The National Yang Ming Chiao Tong University (NYCU) and the Taipei Veterans General Hospital hailed a new milestone for disease diagnosis in the medical industry with a brain imaging system they jointly developed that could isolate levels of cerebral regression suffered by patients with mental diseases at different stages of their lives.
The system, named Brain Probe, won this year’s Edison Awards’ Gold award in the Advancements in Neurological Treatments subcategory.
NYCU’s School of Medicine dean Albert Yang (楊智傑) said that neuropsychiatric diagnoses have long relied on doctor-patient interaction and reference patients’ known family medical history.
Photo courtesy of the National Yang Ming Chiao Tong University
The system allows doctors to precisely quantify the regression rates that different cerebral regions experience due to aging or as a cause of a disorder, he said on Friday.

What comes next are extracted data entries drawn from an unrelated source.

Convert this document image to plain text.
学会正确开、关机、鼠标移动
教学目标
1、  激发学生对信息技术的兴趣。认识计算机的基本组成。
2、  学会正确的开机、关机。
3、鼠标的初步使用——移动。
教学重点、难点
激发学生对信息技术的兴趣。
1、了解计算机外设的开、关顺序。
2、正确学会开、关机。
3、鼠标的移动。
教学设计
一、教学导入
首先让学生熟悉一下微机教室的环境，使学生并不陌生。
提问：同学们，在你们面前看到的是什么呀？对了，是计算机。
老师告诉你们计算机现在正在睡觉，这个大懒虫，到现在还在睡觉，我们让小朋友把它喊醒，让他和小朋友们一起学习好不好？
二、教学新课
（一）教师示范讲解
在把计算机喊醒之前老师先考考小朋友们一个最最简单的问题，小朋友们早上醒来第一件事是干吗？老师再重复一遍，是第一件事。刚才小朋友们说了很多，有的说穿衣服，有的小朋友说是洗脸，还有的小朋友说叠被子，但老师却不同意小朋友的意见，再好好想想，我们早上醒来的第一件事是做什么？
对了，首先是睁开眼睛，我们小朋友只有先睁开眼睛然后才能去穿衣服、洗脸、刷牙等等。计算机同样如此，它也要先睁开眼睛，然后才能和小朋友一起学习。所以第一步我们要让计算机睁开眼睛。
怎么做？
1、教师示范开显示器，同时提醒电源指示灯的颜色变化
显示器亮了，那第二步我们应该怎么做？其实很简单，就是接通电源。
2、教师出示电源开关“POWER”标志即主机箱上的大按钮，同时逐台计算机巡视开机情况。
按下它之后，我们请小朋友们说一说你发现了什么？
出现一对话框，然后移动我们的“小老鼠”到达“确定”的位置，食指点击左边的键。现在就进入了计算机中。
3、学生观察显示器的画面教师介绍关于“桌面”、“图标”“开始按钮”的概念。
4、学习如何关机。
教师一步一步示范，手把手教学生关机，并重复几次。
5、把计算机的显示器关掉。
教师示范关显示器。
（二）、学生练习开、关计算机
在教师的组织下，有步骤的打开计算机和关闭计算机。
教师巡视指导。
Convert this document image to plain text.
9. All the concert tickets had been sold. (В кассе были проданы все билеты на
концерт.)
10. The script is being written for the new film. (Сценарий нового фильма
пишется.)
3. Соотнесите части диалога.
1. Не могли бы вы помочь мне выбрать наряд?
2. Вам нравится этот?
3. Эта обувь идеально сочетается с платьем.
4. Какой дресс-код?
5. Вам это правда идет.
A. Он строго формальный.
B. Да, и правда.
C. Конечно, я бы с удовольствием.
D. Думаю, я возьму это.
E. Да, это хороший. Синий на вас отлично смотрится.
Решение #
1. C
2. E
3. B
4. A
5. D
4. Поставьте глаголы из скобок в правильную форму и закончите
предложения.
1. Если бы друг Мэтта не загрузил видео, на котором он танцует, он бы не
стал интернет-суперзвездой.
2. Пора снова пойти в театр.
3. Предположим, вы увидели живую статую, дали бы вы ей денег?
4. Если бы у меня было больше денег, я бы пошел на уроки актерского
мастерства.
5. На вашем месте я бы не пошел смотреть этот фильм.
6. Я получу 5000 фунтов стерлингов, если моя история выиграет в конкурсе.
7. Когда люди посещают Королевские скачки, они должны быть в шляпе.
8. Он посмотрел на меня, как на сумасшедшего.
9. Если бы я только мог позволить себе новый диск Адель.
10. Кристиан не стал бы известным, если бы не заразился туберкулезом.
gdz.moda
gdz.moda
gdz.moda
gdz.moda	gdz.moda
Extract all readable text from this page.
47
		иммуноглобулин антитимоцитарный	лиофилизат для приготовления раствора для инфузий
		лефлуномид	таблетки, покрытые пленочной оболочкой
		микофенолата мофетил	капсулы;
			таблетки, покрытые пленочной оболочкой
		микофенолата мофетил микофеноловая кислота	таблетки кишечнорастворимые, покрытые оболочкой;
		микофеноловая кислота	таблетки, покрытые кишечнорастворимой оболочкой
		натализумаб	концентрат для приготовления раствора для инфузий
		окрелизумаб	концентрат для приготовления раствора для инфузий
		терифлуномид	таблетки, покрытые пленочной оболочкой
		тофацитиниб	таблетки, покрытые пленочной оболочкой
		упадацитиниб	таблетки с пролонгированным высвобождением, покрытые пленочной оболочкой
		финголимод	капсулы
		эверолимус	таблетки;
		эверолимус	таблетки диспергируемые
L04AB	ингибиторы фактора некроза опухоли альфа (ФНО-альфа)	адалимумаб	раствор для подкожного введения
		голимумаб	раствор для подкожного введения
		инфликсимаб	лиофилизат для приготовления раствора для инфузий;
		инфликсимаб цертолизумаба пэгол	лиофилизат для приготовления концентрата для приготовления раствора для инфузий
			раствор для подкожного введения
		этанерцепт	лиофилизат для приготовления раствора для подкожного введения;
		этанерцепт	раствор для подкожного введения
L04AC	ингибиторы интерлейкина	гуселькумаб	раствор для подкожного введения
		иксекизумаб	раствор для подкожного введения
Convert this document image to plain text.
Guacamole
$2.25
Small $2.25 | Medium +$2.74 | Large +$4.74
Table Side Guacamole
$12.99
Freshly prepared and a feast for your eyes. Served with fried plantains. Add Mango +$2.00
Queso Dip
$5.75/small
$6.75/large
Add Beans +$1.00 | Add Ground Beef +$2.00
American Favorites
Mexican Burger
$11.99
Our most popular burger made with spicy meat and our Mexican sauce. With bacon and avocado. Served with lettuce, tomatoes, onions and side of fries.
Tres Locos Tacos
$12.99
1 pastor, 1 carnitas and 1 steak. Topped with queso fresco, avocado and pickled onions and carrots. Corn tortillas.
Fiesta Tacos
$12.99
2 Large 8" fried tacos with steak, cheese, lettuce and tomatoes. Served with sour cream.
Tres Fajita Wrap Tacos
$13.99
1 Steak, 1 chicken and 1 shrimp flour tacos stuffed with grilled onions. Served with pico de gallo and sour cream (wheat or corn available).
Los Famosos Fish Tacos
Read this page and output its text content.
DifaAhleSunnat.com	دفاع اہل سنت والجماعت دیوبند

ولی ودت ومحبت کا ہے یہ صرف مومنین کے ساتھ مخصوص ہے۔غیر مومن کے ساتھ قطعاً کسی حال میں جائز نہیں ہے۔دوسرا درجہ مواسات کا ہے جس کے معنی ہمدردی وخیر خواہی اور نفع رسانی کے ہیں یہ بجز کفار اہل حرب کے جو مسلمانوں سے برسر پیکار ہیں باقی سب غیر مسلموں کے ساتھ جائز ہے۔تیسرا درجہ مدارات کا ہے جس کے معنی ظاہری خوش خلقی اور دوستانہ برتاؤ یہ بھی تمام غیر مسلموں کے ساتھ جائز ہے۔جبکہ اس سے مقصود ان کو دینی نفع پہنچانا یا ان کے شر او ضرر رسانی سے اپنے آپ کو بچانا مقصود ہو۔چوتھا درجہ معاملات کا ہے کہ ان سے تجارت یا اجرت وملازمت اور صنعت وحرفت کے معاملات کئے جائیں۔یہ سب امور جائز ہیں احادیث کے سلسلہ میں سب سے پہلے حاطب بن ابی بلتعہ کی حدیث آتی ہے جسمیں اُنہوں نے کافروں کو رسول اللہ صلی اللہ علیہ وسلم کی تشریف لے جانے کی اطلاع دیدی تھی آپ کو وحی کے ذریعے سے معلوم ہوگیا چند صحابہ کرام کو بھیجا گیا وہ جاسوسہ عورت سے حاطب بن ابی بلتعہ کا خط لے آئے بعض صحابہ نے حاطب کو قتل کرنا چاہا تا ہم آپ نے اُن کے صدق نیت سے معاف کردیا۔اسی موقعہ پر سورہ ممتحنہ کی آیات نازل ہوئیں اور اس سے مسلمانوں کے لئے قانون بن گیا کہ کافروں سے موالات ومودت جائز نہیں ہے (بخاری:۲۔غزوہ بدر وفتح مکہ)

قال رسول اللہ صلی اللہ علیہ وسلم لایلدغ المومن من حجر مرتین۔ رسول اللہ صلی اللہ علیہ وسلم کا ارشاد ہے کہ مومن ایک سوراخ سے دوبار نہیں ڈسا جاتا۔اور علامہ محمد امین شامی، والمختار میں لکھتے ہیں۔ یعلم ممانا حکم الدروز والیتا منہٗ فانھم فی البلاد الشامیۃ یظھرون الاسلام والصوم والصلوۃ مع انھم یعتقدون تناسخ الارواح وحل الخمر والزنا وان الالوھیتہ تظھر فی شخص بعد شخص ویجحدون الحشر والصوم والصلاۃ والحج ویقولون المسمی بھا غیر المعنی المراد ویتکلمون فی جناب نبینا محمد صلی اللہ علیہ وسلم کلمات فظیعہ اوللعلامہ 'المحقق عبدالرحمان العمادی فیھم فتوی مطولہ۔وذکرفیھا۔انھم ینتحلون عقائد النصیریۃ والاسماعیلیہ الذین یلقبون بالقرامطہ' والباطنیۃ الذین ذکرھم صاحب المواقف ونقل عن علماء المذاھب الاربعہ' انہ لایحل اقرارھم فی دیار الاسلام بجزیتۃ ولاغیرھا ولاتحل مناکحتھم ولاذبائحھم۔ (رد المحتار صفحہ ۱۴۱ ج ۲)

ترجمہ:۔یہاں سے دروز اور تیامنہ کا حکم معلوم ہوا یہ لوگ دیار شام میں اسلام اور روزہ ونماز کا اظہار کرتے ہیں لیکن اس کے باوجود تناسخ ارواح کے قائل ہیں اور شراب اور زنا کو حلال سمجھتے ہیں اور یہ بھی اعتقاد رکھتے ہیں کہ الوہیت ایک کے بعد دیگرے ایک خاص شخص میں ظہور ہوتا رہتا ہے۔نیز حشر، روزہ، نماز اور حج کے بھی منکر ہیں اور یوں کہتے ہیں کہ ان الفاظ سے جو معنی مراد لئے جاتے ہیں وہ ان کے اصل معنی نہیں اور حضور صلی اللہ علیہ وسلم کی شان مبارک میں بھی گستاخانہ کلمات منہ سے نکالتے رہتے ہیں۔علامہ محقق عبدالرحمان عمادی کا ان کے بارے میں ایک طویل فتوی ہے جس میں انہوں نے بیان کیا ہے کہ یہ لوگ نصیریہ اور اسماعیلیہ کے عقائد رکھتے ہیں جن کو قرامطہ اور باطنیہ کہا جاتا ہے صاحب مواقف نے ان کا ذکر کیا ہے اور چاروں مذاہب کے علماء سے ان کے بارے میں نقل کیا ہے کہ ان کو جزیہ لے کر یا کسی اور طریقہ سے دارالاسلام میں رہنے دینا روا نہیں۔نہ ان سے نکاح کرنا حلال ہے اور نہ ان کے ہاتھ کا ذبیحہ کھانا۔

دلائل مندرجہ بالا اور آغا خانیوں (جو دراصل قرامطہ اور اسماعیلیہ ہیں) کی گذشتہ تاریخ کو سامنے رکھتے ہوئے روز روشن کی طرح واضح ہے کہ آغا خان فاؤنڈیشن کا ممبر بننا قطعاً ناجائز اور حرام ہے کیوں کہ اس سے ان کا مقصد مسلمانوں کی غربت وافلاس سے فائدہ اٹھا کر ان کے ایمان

While initially developed with identifying schizophrenia in mind, the platform could potentially be extended to diagnose major neuropsychiatric diseases.
The team based its solution on long-term observation data of brain aging and disease-related brain regression, and determined the regression model for the gray and white matter areas in 138 brain regions, Yang said.
The model would allow doctors to predict regression trends based on the patient’s age or the stage of their illness, isolate critically abnormal regions and prescribe more targeted treatments, he said.
This development is a far cry from previous technology, which was unable to provide doctors with a distinct causal relation between imagery and symptoms, he said.
The system is already being used for research and clinical assessments of schizophrenia, bipolar disorder and major depressive disorder, Yang said.
Research data generated by the system show that schizophrenic patients experience a significant shrinkage of the general brain size in the 22 years after they are first diagnosed with schizophrenia, while exhibiting greater cortical thickness in the early stages, he said.
Schizophrenic patients have also been shown to see a significant regression in gray matter in the temporal and frontal lobes, as well as the insula, he said.
The system’s data also show that bipolar and depressive patients exhibit anomalies in the anterior cingulate cortex, he said.
Such information is beneficial to doctors, who would be able to more precisely target areas for repetitive transcranial magnetic stimulation or deep brain stimulation therapies, Yang said.